Negotiating new realities

We were at the tail end of the G.W. Bush administration, and the mild discomfort that we had been feeling since 2001 became agonizing. The stock market tumbled. The housing bubble met a sharp needle. College graduates accumulated debt to get their degree, but it didn’t actually ensure them a job. People began to go into bankruptcy because they couldn’t pay their medical expenses. Gas prices had crept from a dollar a gallon to four a gallon. Each day revealed a new, disturbing banking scandal.

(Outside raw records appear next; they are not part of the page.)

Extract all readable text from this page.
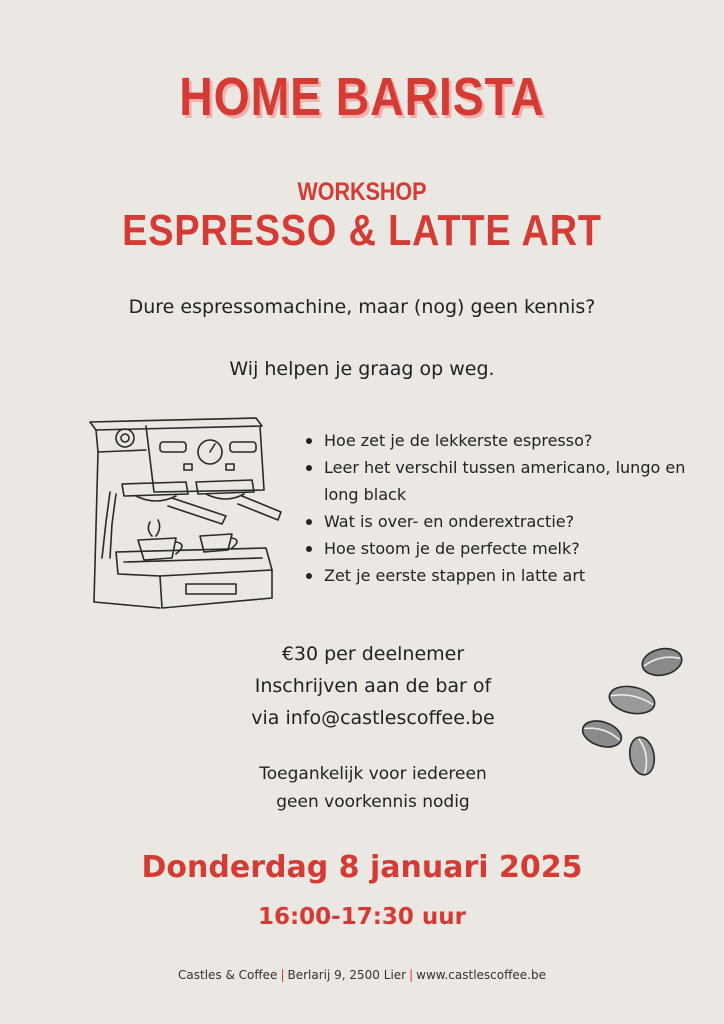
HOME BARISTA
WORKSHOP
ESPRESSO & LATTE ART
Dure espressomachine, maar (nog) geen kennis?
Wij helpen je graag op weg.
Hoe zet je de lekkerste espresso?
Leer het verschil tussen americano, lungo en long black
Wat is over- en onderextractie?
Hoe stoom je de perfecte melk?
Zet je eerste stappen in latte art
€30 per deelnemer
Inschrijven aan de bar of
via info@castlescoffee.be
Toegankelijk voor iedereen
geen voorkennis nodig
Donderdag 8 januari 2025
16:00-17:30 uur
Castles & Coffee | Berlarij 9, 2500 Lier | www.castlescoffee.be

In our corner of the economy, excellent pastors got fired and many took wage and benefit cuts. In some cases, congregations didn’t realize that their decrease in membership was a national trend that had a lot to do with shifting demographics. They needed to change in order to reach a new generation. Sometimes membership resisted the transformation that pastors wanted, then turned and blamed the pastor when the church decreased in size. Endowments shrank, older generations passed away, and congregations began to feel the effects of not reaching out to younger generations. The new reality became very stressful for pastors.
In all of it, most of us woke up to the fact that we would need to start living much differently. In our home, even though our income had not changed, we began to prepare. We dug up our lawn and planted a garden, banned using credit cards, junked our second car, eliminated as much debt as we could, and learned to live without much air conditioning. We thought more about the planet-at-large, changed our light bulbs to CFLs, and stopped celebrating Christmas as the great American hoard-a-thon. I cut back on clothes and haircuts. We realized that the days of pastors having secure jobs were over. We were just like everybody else in our economy.